The social isolation and negative perception of urban ghettos is a leading example of racial stigma at work in America today. These black ghetto dwellers are a people apart, ridiculed for their cultural styles, isolated socially, experiencing an internalized sense of despair, with limited access to communal networks or mutual assistance. The purported criminality, sexual profligacy, and intellectual inadequacy of these people are the frequent objects of public derision. It does not require enormous powers of perception to see how this symbolic degradation ties in with the history of race relations in the United States.

The historical process that produced these urban black ghettos graphically illustrate how racial stigma, operating over the course of the late nineteenth and early twentieth centuries, helped create the facts that are its own justification. (20-21)

This analysis by Loury perhaps explains better than any the tenaciousness of American prejudice against minorities and blacks in particular that leads in turn to educational and other discrimination even now. In general though and despite the many obstacles to Affirmative Action of the past few decades, the news about minority college admissions has been good (although it might have been better had the tide not turned against Affirmative Action when it did), since 1976.

For instance, as Nelson states: "According to a new report by the U.S. Department of Education, minority students made up 32% of all college students in 2004, up from 17% in 1976" ("Report: Minority Enrollment has Increased," Sep. 13, 2007). But later on in this same article, Nelson further reports:

That increase isn't as huge as it may sound... minorities in the general population increased from 20% to 33% during that time, meaning the proportion of minority college students increased by 12% since

1980 relative to the overall minority proportion of the population.

The proportion of black and Hispanic students still lags behind that of white and Asian-American students.
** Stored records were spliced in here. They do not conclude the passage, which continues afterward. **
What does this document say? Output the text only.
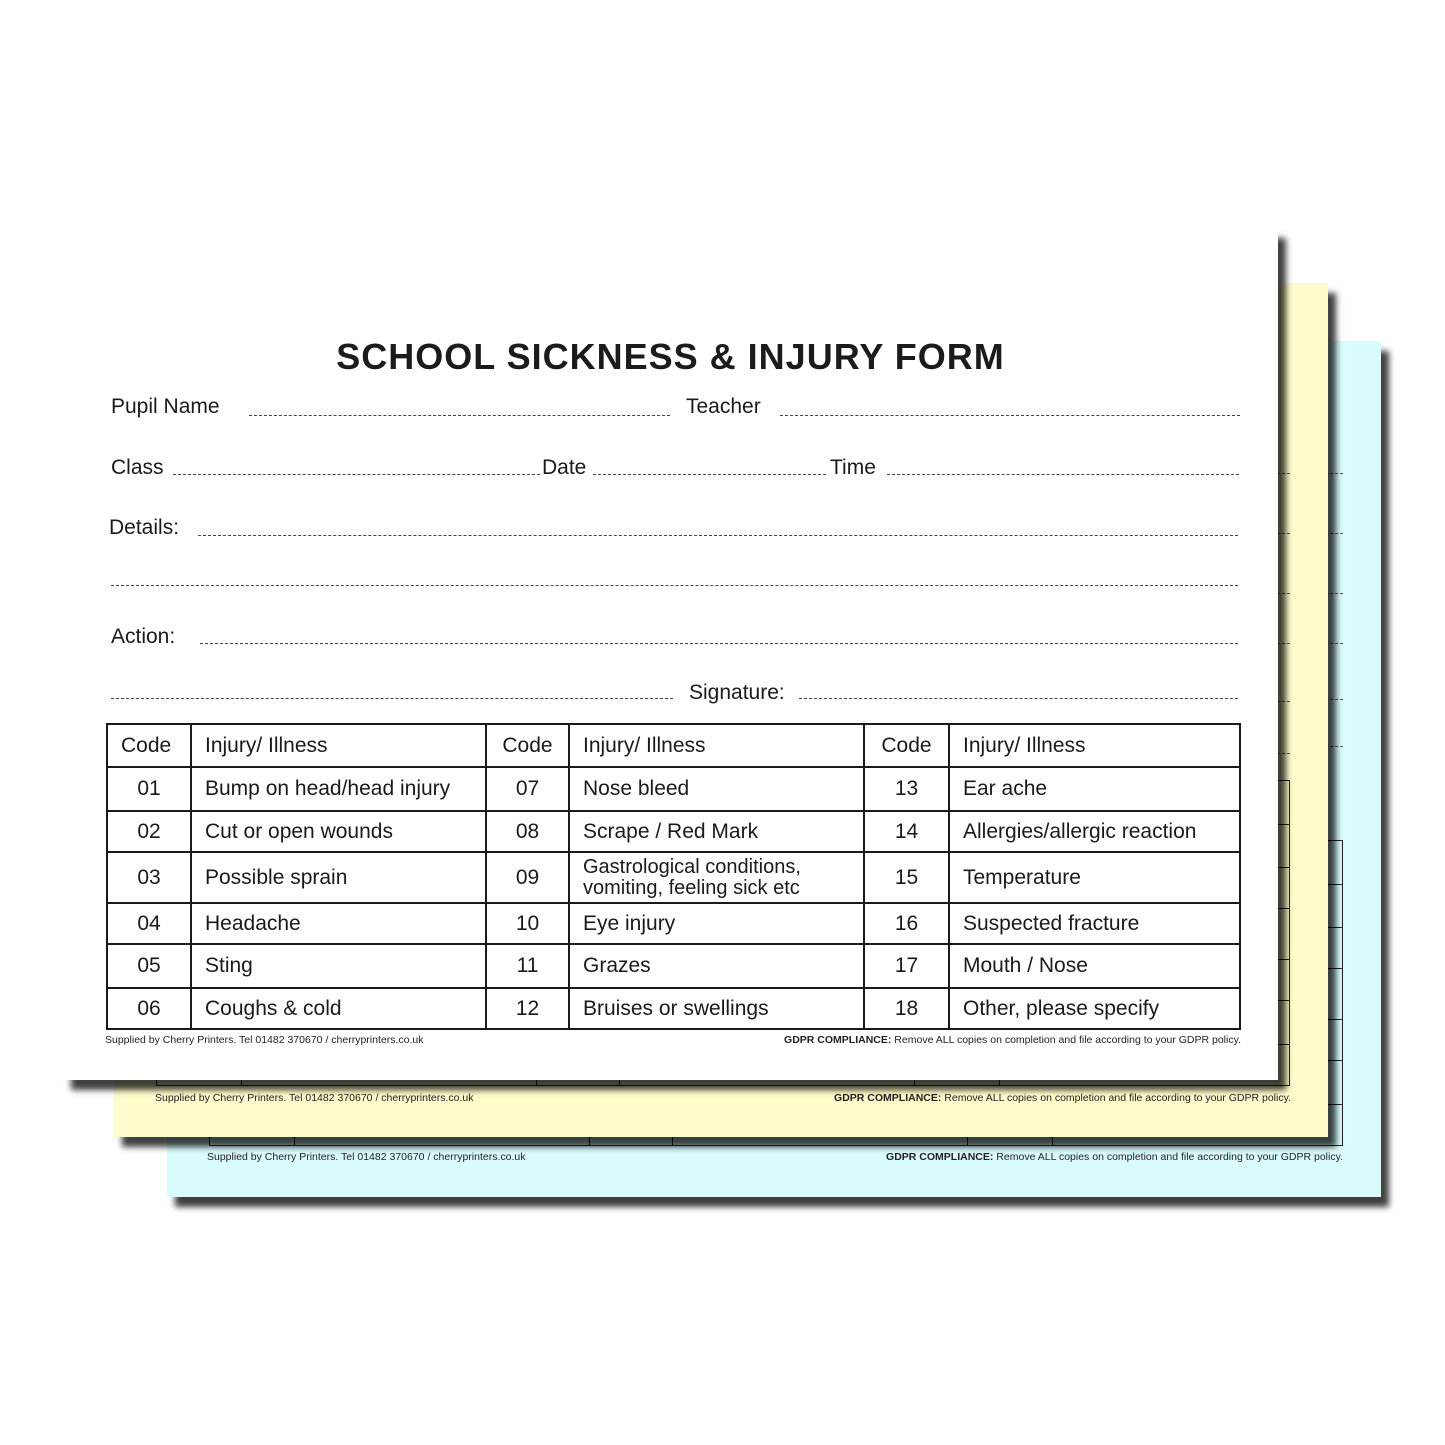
Supplied by Cherry Printers. Tel 01482 370670 / cherryprinters.co.uk	GDPR COMPLIANCE: Remove ALL copies on completion and file according to your GDPR policy.
Supplied by Cherry Printers. Tel 01482 370670 / cherryprinters.co.uk	GDPR COMPLIANCE: Remove ALL copies on completion and file according to your GDPR policy.
SCHOOL SICKNESS & INJURY FORM
Pupil Name	Teacher
Class	Date	Time
Details:
Action:
Signature:
Code	Injury/ Illness	Code	Injury/ Illness	Code	Injury/ Illness
01	Bump on head/head injury	07	Nose bleed	13	Ear ache
02	Cut or open wounds	08	Scrape / Red Mark	14	Allergies/allergic reaction
03	Possible sprain	09	Gastrological conditions, vomiting, feeling sick etc	15	Temperature
04	Headache	10	Eye injury	16	Suspected fracture
05	Sting	11	Grazes	17	Mouth / Nose
06	Coughs & cold	12	Bruises or swellings	18	Other, please specify
Supplied by Cherry Printers. Tel 01482 370670 / cherryprinters.co.uk	GDPR COMPLIANCE: Remove ALL copies on completion and file according to your GDPR policy.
The gap between white and black college enrollment has slimmed by about seven percent since 1980 while the gap between white and Hispanic enrollment remained roughly the same over that time period. ("Report: Minority Enrollment Has Increased")

Such numbers tell us definitively that the various blows dealt to Affirmative Action in recent decades have indeed had an effect on minority access to higher education opportunities.

Reversals of official attitudes about and support for Affirmative Action brought on by court decisions and voter initiatives of the late 1970's and beyond (starting with Bakke) have clearly taken a toll on minority admissions to; representation within; and graduation from post-secondary educational programs. But even prior to the time minority students would apply for college or university admission, 21st century racism in education takes place at earlier levels, e.g., in primary and secondary schools; thereby giving minority students relatively limited opportunities for optimal educational opportunities later on.

With their college preparation then lacking and as a result qualitatively unequal to the preparation for college of white students also seeking higher education admission, higher education becomes even harder for minority students to successfully obtain. In 2004 Solorzano and Ornelas compared patterns of enrollments of Latino/a and African-American high school students in advanced placement courses in four separate high schools within the Los Angeles [California] Unified School District. The four particular high schools studied by the authors were spread over four very different geographical areas of Los Angeles.